7. Email production requests shall only be propounded for specific issues, rather than general discovery of a product or business.
8. Email production requests shall be phased to occur after the parties have exchanged initial disclosures and basic documentation about the patents, the prior art, the accused
instrumentalities, and the relevant finances. While this provision does not require the production of such information, the Court encourages prompt and early production of this information to promote efficient and economical streamlining of the case.
9. Email production requests shall identify the custodian, search terms, and time frame. The parties shall cooperate to identify the proper custodians, proper search terms and proper timeframe as set forth in the Guidelines.
10. Each requesting party shall limit its email production requests to a total of five custodians per producing party for all such requests. The parties may jointly agree to modify this
limit without the Court’s leave. The Court shall consider contested requests for additional
custodians, upon showing a distinct need based on the size, complexity, and issues of this specific case. Cost-shifting may be considered as part of any such request.
11. Each requesting party shall limit its email production requests to a total of five search
terms per custodian per party. The parties may jointly agree to modify this limit without the Court’s leave. The Court shall consider contested requests for additional search terms per
custodian, upon showing a distinct need based on the size, complexity, and issues of this specific case. The Court encourages the parties to confer on a process to test the efficacy of the search terms. The search terms shall be narrowly tailored to particular issues. Indiscriminate terms, such as the producing company’s name or its product name, are inappropriate unless combined with
narrowing search criteria that sufficiently reduce the risk of overproduction. A conjunctive
combination of multiple words or phrases (e.g., “computer” and “system”) narrows the search and shall count as a single search term. A disjunctive combination of multiple words or phrases
(e.g., “computer” or “system”) broadens the search, and thus each word or phrase shall count as a
separate search term unless they are variants of the same word. Use of narrowing search criteria
(e.g., “and,” “but not,” “w/x”) is encouraged to limit the production and shall be considered when determining whether to shift costs for disproportionate discovery.
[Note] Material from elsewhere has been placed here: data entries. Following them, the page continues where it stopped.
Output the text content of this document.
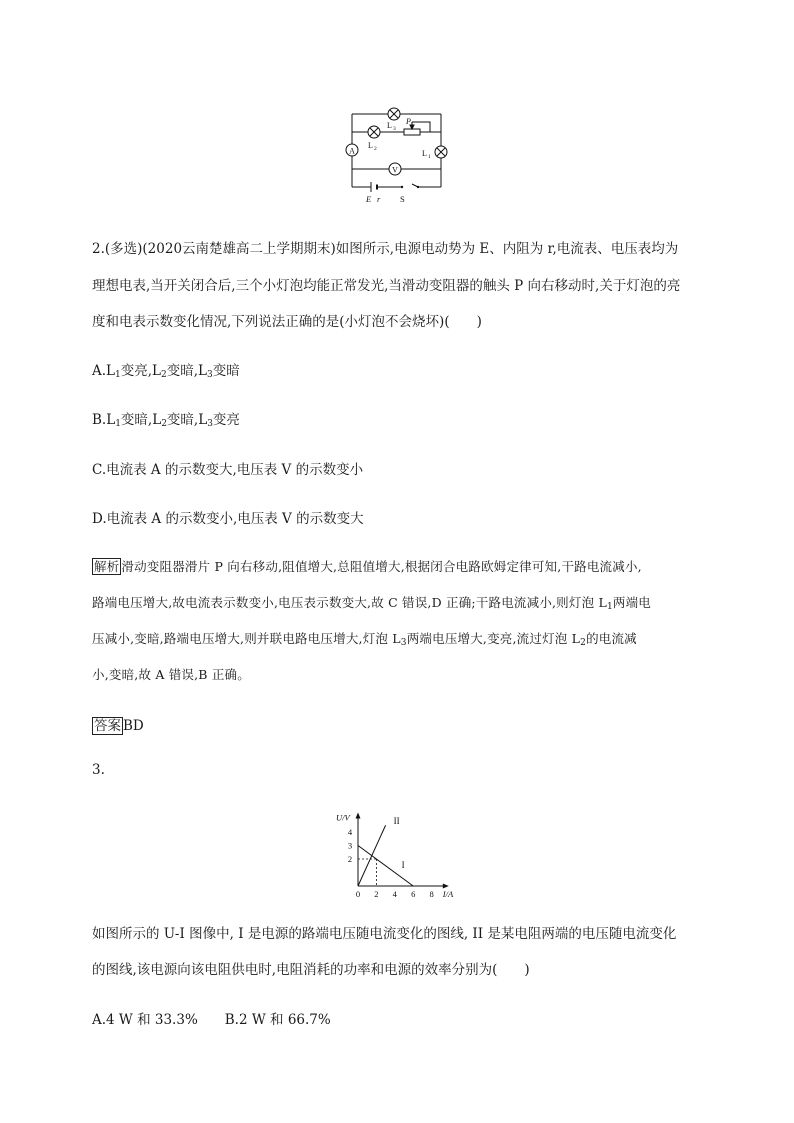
A
V
L 3
P
L 2	L 1
E r S
2.(多选)(2020云南楚雄高二上学期期末)如图所示,电源电动势为 E、内阻为 r,电流表、电压表均为
理想电表,当开关闭合后,三个小灯泡均能正常发光,当滑动变阻器的触头 P 向右移动时,关于灯泡的亮
度和电表示数变化情况,下列说法正确的是(小灯泡不会烧坏)(　　)
$A.L_1$变亮$,L_2$变暗$,L_3$变暗
$B.L_1$变暗$,L_2$变暗$,L_3$变亮
C.电流表 A 的示数变大,电压表 V 的示数变小
D.电流表 A 的示数变小,电压表 V 的示数变大
解析 滑动变阻器滑片 P 向右移动,阻值增大,总阻值增大,根据闭合电路欧姆定律可知,干路电流减小,
路端电压增大,故电流表示数变小,电压表示数变大,故 C 错误,D 正确;干路电流减小,则灯泡 $L_1$两端电
压减小,变暗,路端电压增大,则并联电路电压增大,灯泡 $L_3$两端电压增大,变亮,流过灯泡 $L_2$的电流减
小,变暗,故 A 错误,B 正确。
答案 BD
3.
I/A
U/V
0 2 4 6 8
2
3
4
I
II
如图所示的 U-I 图像中, I 是电源的路端电压随电流变化的图线, II 是某电阻两端的电压随电流变化
的图线,该电源向该电阻供电时,电阻消耗的功率和电源的效率分别为(　　)
A.4 W 和 33.3%　　B.2 W 和 66.7%
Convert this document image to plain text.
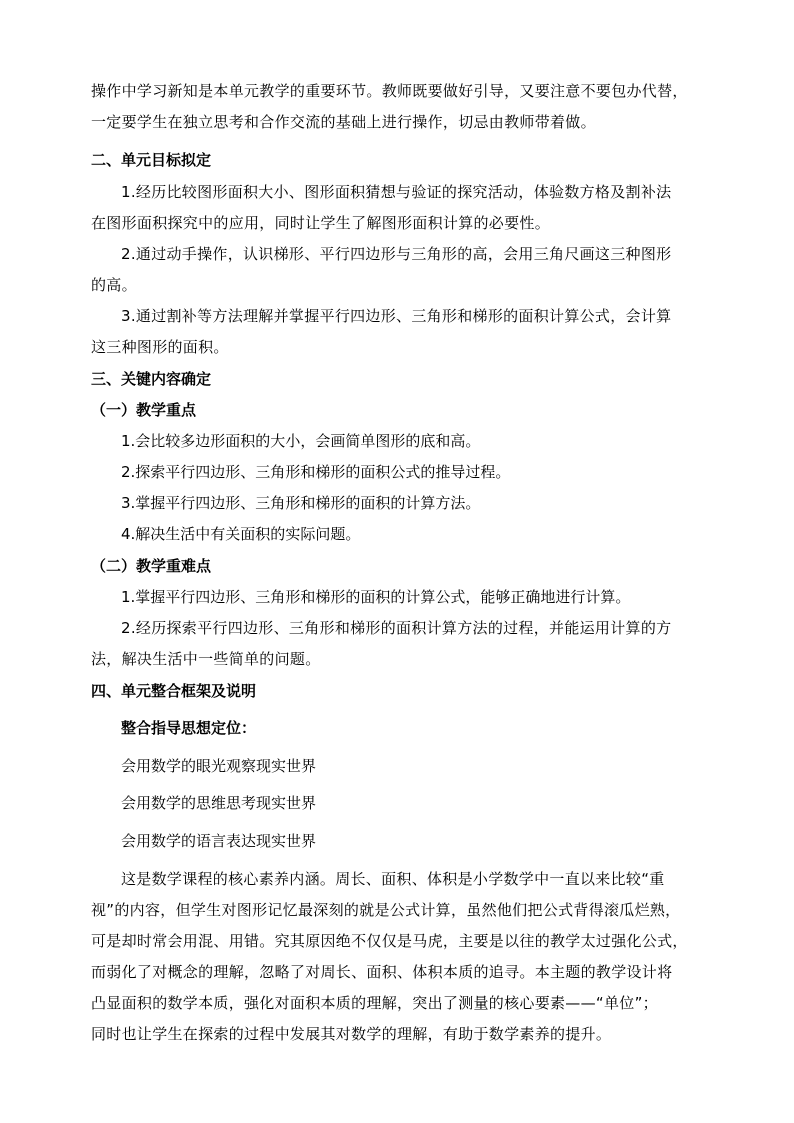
操作中学习新知是本单元教学的重要环节。教师既要做好引导，又要注意不要包办代替，
一定要学生在独立思考和合作交流的基础上进行操作，切忌由教师带着做。
二、单元目标拟定
1.经历比较图形面积大小、图形面积猜想与验证的探究活动，体验数方格及割补法
在图形面积探究中的应用，同时让学生了解图形面积计算的必要性。
2.通过动手操作，认识梯形、平行四边形与三角形的高，会用三角尺画这三种图形
的高。
3.通过割补等方法理解并掌握平行四边形、三角形和梯形的面积计算公式，会计算
这三种图形的面积。
三、关键内容确定
（一）教学重点
1.会比较多边形面积的大小，会画简单图形的底和高。
2.探索平行四边形、三角形和梯形的面积公式的推导过程。
3.掌握平行四边形、三角形和梯形的面积的计算方法。
4.解决生活中有关面积的实际问题。
（二）教学重难点
1.掌握平行四边形、三角形和梯形的面积的计算公式，能够正确地进行计算。
2.经历探索平行四边形、三角形和梯形的面积计算方法的过程，并能运用计算的方
法，解决生活中一些简单的问题。
四、单元整合框架及说明
整合指导思想定位：
会用数学的眼光观察现实世界
会用数学的思维思考现实世界
会用数学的语言表达现实世界
这是数学课程的核心素养内涵。周长、面积、体积是小学数学中一直以来比较“重
视”的内容，但学生对图形记忆最深刻的就是公式计算，虽然他们把公式背得滚瓜烂熟，
可是却时常会用混、用错。究其原因绝不仅仅是马虎，主要是以往的教学太过强化公式，
而弱化了对概念的理解，忽略了对周长、面积、体积本质的追寻。本主题的教学设计将
凸显面积的数学本质，强化对面积本质的理解，突出了测量的核心要素——“单位”；
同时也让学生在探索的过程中发展其对数学的理解，有助于数学素养的提升。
Should a party serve
email production requests with search terms beyond the limits agreed to by the parties or granted by the Court pursuant to this paragraph, this shall be considered in determining whether any party shall bear all reasonable costs caused by such additional discovery.
12. Nothing in this Order prevents the parties from agreeing to use technology assistereview and other techniques insofar as their use improves the efficacy of discovery. Such topics
should be discussed pursuant to the District’s E-Discovery Guidelines.
IT IS SO STIPULATED, through Counsel of Record.
Dated:
Counsel for Plaintiff
Dated:
Counsel for Defendant
IT IS ORDERED that the forgoing Agreement is approved.